Manifestement, vous êtes tout le contraire de l'intellectuel que votre formation et votre profession pourrait laisser entendre : vous êtes un marchand de tapis au service de la sujétion perpétuelle du Québec dans une contexte canadien où il est perdant de tous côtés.
Aussi j'imagine aisément qu'une conversation avec votre collègue Patrice Garant, au profil qui ressemble au vôtre à s'y méprendre (www.ledevoir.com/2008/02/22/commentaires/0802241505178.html), soit de celles où l'expression « confort » intellectuel prend tout son sens.
En clair, M. Michel Lebel, vous êtes d'une malhonnêteté intellectuelle peu commune. Et pour tout dire, même Gabriel Racle Pierre-Yves Pau ont l'air intelligent à côté de vous. C'est dire.
Mais ce qui me fait mal par-dessus tout, monsieur, ce ne sont pas vos idées. Après tout, les Alain Dubuc, les Lysiane Gagnon et les André Pratte de ce monde ont à peu près les mêmes. Ça ne rend pas celles-ci plus intelligentes ou éclairées, certes. Mais au royaume des aveugles, après tout... Non. Pas vos idées - aussi courtes, tronquées et fumeuses qu'elles fussent. Ce qui me blesse profondément, M. Lebel, c'est que la collectivité québécoise, à même les taxes et les impôts des citoyens, vous ait versé un salaire fort conséquent des décennies durant pour endoctriner des cohortes d'étudiants qui tout spontanément faisaient confiance (tout comme d'ailleurs la société et l'Université qui vous employaient) à vos compétences et à... votre intégrité intellectuelle. Vocable qui très visiblement ne résonne rien du tout à votre entendement.
Et maintenant, nanti d'une retraite en or qui dépasse largement les émoluments du travailleur moyen qui, lui, continue à trimer chaque jour (et qui n'a pas le temps de passer toutes ses journées devant son écran cathodique à écraser au quart de tour toute velléité de dignité au sein de la nation québécoise), vous continuez à vivre aux dépens de la société qui vous a fait vivre. N'appelle-t-on pas ce type d'individu un parasite ? Non pas qu'un « retraité » ne mérite pas pension. Quel qu'il soit. Mais entre nous, doit-on au surplus payer un homme pour « services rendus » à l'endoctrinement, au travestissement du réel comme seconde nature et au travail idéologique dans ce qu'il peut exprimer de plus primaire ?
Il me semble qu'il y a des limites à récompenser la bêtise. Non ?
Mais ça ne vous est pas encore suffisant, cette vie de parvenu aux frais de la princesse québécoise. Il vous faut aussi, encore et encore, tel un enfant de trois ans qui ne maîtrise pas les codes de la propreté, en mettre partout. Sans jamais désarmer.
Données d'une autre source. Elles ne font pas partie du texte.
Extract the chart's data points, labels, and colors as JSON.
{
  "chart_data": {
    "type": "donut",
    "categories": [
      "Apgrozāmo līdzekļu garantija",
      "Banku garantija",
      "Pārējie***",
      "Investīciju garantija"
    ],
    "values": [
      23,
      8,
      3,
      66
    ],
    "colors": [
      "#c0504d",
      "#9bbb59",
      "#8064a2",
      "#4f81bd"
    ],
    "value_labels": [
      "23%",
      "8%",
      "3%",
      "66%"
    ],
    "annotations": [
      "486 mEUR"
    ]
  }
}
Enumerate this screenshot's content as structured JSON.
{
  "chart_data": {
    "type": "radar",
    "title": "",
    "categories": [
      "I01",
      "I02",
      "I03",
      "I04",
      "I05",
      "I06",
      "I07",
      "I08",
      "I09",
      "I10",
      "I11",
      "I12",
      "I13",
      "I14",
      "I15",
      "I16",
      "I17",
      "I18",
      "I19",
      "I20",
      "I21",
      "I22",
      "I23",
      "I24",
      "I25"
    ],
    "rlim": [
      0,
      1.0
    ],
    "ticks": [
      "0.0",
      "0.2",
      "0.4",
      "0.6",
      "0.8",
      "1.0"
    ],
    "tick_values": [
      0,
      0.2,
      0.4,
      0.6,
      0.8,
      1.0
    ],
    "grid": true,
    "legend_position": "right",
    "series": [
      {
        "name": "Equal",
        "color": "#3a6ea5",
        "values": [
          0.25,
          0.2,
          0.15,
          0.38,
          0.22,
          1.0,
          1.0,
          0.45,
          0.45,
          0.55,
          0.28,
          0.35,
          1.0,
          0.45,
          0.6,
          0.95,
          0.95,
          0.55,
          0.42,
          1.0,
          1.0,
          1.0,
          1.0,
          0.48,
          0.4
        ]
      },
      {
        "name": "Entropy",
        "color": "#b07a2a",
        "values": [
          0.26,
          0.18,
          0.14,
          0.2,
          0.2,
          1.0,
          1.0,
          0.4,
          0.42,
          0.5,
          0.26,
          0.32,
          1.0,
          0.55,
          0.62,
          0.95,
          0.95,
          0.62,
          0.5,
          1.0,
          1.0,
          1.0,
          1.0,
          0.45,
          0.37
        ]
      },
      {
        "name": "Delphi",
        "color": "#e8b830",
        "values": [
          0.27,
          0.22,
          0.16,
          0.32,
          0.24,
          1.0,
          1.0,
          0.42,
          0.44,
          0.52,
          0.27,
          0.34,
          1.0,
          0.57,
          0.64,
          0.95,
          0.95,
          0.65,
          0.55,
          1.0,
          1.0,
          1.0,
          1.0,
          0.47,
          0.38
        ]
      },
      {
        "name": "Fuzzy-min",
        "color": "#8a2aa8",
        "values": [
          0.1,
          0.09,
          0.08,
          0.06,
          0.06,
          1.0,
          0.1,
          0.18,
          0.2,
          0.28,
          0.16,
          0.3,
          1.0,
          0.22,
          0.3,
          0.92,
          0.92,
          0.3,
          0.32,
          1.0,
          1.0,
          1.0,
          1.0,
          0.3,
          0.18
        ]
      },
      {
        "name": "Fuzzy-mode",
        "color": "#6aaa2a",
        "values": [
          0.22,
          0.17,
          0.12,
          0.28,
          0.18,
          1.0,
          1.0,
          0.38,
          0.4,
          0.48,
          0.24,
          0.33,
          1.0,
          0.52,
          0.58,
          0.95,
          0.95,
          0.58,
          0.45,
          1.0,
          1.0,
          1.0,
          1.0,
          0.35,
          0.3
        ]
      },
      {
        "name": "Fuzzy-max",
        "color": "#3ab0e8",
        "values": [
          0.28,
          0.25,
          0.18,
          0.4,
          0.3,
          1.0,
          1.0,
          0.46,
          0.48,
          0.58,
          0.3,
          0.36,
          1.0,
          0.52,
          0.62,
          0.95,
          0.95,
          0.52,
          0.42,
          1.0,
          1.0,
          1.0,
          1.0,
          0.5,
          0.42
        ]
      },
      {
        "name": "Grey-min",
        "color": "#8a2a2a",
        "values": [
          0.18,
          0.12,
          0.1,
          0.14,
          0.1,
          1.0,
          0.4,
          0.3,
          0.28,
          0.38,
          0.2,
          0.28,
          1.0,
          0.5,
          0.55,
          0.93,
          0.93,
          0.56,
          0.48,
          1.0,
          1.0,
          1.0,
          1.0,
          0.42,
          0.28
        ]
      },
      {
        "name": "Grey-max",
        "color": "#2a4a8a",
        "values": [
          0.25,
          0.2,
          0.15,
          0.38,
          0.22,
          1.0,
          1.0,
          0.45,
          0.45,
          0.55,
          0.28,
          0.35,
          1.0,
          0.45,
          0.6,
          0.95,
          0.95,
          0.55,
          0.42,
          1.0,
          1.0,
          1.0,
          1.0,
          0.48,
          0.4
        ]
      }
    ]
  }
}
Il faut bien admettre que la dame qui vous a qualifié de « pisse-vinaigre » il y a quelques mois, dans un texte qui ne manque pas de justesse (http://www.ledevoir.com/2007/09/28/commentaires/0709280903511.html), elle est tombée parfaitement dans le mille.
Je veux dire : en plein centre de l'un des trois zéro du nombre. Car il faut bien le dire, Maître, vous en valez trois à vous tout seul.